Case Presentation: A 50yo Pacific Islander male with history of ESRD due to DM s/p DDRT (2018) on immunosuppression (tacrolimus, MMF, prednisone), HTN, and type II DM presented with 10 days of fever of undetermined etiology, headache, neck stiffness, nausea, and vomiting. Patient had several ER visits prior to admission, where he was started on Amoxicillin, then Bactrim, for possible sinusitis but did not complete either course due worsening GI symptoms. Patient endorsed recent travel by automobile through California, Wisconsin, Iowa, and Nebraska. Patient reported high compliance with immunosuppressants, and denied sick contacts and tick or mosquito bites.On admission, patient was febrile to 38.1C (100.6F) with mild diffuse abdominal tenderness. Labs were remarkable for leukopenia (3.7 K/uL) and thrombocytopenia (138 K/uL). Head, abdominal, and pelvic CT, urinalysis, and LP cell count were unremarkable for acute infectious etiology. Patient was started on Cefepime, Ampicillin, Doxycycline, and Vancomycin per Infectious Disease recommendation for suspected CNS infection. Blood cultures were unremarkable. After 2 days without resolution, chest CT was performed, showing multifocal bilateral airspace opacities, possibly indicating atypical pneumonia. Urine antigen testing for Histoplasma and Blastomyces were performed. Patient later developed a transaminitis, oral ulceration, and acute hypoxic respiratory failure, requiring 4L O2 via NC to maintain saturation >92%. Repeat CXR revealed worsening diffuse interstitial opacities with trace pleural effusion, prompting referral for bronchoscopy. Two days later, transbronchial biopsy results and a positive urine antigen test returned, which were consistent with histoplasmosis, presumed disseminated. Antibiotics were discontinued; Amphotericin B and Itraconazole were initiated. Patient showed progressive improvement and was discharged 6 days later on Itraconazole.

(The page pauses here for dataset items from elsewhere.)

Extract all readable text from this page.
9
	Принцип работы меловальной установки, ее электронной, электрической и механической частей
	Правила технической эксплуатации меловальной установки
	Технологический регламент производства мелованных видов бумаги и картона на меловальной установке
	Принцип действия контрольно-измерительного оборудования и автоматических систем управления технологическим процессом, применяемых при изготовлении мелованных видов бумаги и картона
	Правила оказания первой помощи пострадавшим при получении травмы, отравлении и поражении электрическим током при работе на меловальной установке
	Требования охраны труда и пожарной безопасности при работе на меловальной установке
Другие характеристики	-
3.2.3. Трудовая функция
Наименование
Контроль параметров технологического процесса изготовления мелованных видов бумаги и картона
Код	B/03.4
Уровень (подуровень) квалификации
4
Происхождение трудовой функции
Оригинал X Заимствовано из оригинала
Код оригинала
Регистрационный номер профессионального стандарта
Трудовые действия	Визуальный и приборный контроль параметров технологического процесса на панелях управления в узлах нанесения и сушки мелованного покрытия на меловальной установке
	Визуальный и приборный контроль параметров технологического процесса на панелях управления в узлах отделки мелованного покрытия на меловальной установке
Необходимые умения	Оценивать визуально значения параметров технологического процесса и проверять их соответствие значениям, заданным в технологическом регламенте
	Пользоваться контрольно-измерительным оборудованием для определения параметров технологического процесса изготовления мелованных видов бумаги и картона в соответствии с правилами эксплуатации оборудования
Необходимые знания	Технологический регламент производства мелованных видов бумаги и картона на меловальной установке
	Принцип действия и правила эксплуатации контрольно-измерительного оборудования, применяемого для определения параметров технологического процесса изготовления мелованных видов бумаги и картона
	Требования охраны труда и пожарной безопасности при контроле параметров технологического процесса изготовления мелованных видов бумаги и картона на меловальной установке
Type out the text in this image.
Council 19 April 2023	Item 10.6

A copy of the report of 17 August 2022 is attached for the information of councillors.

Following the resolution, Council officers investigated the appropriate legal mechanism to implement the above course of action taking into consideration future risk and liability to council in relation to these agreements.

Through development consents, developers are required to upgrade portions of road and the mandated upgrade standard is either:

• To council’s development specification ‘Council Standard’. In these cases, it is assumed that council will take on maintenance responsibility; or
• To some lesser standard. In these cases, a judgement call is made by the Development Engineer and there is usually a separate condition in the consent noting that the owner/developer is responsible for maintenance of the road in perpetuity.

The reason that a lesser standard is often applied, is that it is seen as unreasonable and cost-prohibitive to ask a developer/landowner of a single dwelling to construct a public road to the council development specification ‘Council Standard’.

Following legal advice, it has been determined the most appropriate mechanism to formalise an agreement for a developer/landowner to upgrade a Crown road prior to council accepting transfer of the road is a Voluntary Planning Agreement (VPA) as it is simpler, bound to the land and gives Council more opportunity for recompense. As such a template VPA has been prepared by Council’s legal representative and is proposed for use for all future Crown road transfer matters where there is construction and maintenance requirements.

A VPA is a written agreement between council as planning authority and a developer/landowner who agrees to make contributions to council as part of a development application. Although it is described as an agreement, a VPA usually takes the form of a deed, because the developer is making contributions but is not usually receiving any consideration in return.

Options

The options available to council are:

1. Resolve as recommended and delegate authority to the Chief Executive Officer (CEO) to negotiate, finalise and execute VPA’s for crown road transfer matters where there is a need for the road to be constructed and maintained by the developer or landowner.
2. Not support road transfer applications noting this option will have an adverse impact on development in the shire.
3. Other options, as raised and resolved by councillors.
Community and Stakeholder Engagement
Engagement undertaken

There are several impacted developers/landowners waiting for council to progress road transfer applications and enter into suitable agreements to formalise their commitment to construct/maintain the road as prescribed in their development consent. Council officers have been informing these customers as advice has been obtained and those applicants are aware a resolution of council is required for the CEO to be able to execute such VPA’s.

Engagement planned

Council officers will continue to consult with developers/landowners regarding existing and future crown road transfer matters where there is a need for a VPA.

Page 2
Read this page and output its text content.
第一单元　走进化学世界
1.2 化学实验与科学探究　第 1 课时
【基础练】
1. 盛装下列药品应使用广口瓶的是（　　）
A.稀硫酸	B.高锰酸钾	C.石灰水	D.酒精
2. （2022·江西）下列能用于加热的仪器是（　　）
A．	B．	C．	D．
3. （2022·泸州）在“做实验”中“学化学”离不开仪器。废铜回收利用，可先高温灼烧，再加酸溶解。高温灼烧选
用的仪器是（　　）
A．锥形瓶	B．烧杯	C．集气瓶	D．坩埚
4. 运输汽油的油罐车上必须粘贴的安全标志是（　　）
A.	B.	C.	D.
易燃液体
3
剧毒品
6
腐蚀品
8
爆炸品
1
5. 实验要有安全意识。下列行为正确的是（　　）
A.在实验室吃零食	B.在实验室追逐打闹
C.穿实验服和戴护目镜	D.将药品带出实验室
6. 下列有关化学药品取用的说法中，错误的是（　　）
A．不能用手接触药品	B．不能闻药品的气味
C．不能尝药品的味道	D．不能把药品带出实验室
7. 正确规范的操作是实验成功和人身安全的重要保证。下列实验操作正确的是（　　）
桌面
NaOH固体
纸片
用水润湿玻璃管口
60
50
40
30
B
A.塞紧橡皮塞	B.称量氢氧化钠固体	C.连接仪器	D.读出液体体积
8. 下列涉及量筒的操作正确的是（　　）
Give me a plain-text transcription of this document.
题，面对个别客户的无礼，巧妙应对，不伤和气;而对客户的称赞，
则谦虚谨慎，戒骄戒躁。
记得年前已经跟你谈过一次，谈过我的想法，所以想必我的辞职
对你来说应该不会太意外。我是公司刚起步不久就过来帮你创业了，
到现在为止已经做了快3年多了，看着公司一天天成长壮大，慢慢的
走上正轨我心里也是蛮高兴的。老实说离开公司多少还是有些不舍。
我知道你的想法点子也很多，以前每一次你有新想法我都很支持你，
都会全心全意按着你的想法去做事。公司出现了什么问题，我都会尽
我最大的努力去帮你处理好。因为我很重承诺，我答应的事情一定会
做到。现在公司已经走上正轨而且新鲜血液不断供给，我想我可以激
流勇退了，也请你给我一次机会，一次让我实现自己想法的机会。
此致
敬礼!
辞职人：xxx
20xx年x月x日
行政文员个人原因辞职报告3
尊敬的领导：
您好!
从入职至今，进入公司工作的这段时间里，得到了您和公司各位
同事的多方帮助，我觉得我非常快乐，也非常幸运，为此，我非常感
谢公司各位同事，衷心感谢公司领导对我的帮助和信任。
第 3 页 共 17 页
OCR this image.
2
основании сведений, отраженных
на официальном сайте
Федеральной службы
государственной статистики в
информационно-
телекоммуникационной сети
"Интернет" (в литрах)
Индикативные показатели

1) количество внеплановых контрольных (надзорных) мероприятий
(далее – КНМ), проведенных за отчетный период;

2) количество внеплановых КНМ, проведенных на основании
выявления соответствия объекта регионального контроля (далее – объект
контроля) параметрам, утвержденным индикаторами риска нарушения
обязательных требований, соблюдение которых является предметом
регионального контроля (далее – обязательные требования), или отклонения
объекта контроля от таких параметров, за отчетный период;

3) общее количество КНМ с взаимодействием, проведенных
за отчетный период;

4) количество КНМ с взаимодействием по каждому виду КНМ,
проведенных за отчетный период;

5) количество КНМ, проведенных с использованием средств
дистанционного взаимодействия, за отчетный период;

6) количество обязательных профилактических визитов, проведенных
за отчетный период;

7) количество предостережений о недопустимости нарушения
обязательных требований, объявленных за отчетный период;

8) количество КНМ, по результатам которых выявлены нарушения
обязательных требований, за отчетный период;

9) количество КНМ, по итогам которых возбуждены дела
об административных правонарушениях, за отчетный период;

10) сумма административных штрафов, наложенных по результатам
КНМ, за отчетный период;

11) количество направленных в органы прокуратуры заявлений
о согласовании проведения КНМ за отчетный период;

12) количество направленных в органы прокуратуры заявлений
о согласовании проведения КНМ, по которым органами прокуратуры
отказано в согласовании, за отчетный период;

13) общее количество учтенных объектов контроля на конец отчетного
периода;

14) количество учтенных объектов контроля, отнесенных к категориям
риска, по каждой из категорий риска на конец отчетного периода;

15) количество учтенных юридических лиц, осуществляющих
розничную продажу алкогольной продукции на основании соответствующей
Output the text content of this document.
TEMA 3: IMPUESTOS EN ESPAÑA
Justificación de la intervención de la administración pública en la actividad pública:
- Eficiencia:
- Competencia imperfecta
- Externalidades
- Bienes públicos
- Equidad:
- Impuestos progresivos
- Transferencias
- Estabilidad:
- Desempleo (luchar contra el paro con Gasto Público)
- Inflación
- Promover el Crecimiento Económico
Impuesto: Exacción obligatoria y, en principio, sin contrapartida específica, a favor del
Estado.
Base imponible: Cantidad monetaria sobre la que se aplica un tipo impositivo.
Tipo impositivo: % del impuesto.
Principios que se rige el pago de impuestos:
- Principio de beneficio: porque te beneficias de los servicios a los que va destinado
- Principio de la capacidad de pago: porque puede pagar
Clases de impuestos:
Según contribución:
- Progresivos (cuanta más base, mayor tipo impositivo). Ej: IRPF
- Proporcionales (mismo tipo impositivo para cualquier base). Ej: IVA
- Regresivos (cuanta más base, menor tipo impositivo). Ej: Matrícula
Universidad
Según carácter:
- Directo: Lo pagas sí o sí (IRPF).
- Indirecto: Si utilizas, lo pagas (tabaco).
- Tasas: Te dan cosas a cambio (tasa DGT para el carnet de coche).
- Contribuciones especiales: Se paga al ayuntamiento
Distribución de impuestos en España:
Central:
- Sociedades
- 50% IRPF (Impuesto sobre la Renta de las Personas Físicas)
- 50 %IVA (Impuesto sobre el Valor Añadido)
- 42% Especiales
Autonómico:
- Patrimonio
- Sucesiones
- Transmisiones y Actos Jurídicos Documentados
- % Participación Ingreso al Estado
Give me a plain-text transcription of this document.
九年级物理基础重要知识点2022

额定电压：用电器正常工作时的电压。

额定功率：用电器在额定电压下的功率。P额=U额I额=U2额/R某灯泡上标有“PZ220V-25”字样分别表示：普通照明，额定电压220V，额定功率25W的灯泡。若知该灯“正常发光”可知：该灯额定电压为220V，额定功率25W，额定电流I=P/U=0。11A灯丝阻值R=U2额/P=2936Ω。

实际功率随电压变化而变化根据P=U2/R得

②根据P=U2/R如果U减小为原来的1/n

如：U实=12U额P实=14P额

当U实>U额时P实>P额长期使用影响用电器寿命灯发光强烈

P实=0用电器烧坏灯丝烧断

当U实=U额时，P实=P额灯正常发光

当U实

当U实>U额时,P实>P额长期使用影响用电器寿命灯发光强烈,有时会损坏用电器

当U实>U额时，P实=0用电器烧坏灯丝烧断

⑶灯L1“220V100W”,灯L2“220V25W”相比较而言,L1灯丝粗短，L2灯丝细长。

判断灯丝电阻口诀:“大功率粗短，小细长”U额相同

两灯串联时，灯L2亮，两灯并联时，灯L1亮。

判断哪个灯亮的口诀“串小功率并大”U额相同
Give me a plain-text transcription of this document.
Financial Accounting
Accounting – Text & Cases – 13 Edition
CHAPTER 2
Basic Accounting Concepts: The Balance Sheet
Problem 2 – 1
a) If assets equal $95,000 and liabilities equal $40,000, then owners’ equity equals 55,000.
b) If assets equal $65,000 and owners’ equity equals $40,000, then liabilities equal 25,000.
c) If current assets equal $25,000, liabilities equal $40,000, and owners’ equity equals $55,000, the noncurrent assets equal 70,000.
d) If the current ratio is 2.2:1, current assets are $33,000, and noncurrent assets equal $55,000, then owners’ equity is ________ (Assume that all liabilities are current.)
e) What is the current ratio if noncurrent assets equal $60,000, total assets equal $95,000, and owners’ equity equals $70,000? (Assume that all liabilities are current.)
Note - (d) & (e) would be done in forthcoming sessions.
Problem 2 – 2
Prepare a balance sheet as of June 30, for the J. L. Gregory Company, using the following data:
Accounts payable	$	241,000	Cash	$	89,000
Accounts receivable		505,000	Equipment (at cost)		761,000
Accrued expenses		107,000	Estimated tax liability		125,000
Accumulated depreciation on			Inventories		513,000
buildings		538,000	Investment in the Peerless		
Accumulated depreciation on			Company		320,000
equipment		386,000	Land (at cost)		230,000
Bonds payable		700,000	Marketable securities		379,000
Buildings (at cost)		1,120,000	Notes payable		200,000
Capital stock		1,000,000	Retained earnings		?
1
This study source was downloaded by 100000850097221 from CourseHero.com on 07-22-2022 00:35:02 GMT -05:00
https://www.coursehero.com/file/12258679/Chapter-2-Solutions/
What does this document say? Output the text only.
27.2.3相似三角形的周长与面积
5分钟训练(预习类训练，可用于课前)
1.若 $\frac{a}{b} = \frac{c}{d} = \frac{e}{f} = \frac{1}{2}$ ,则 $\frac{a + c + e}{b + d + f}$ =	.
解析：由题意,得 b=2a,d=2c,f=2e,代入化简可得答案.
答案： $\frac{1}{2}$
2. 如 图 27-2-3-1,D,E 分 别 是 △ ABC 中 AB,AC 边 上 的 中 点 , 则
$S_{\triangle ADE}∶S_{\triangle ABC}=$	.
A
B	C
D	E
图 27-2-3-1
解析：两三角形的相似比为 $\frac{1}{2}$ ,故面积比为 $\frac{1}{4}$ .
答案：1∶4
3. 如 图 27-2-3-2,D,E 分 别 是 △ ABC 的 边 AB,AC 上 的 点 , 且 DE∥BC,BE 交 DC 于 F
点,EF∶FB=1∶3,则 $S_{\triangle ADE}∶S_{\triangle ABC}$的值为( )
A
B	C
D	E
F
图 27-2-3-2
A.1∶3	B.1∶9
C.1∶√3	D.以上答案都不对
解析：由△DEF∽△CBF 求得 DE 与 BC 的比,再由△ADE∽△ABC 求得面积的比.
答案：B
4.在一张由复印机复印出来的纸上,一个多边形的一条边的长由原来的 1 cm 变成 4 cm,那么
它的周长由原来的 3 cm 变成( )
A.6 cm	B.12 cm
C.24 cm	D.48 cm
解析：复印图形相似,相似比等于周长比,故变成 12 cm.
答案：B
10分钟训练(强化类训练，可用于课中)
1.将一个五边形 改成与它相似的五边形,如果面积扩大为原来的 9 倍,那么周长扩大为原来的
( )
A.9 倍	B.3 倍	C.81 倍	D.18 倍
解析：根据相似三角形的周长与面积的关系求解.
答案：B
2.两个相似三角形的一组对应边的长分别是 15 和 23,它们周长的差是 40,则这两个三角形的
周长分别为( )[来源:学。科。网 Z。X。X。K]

Discussion: Histoplasma capsulatum is a dimorphic fungus found throughout the United States, though is classically known for its Ohio and Mississippi River Valley distribution [1]. Transmission occurs via inhalation of aerosolized microconidia, causing pulmonary infection. Immunocompetent hosts who develop clinical infection typically experience a self-limited course of nonspecific fevers and malaise with mild pulmonary symptoms. Immunocompromised individuals, however, are susceptible to disseminated infection and treatment may be delayed due to nonspecific presentation. Here we highlight an unusual case of histoplasmosis, where the lack of pulmonary symptoms on presentation resulted in treatment delays. The presenting symptoms led multiple ER visits, as well as our initial intervention, to focus on CNS infection. After expanding our scope, we detected Histoplasma as the responsible etiology. In addition to the absence of pulmonary symptoms at presentation, other rare presentations include oral ulcerations [2] and GI involvement (nausea, vomiting) [3], which have previously been reported with disseminated histoplasmosis infections, underscoring its broad nature.

Conclusions: Early diagnosis of histoplasmosis and proper treatment is crucial, particularly in the immunocompromised population. Unfortunately, this can be challenging due to its vague presentation. For immunocompromised patients with fever of undetermined etiology, especially those with travel history to endemic areas, histoplasmosis should always be considered a possible etiology.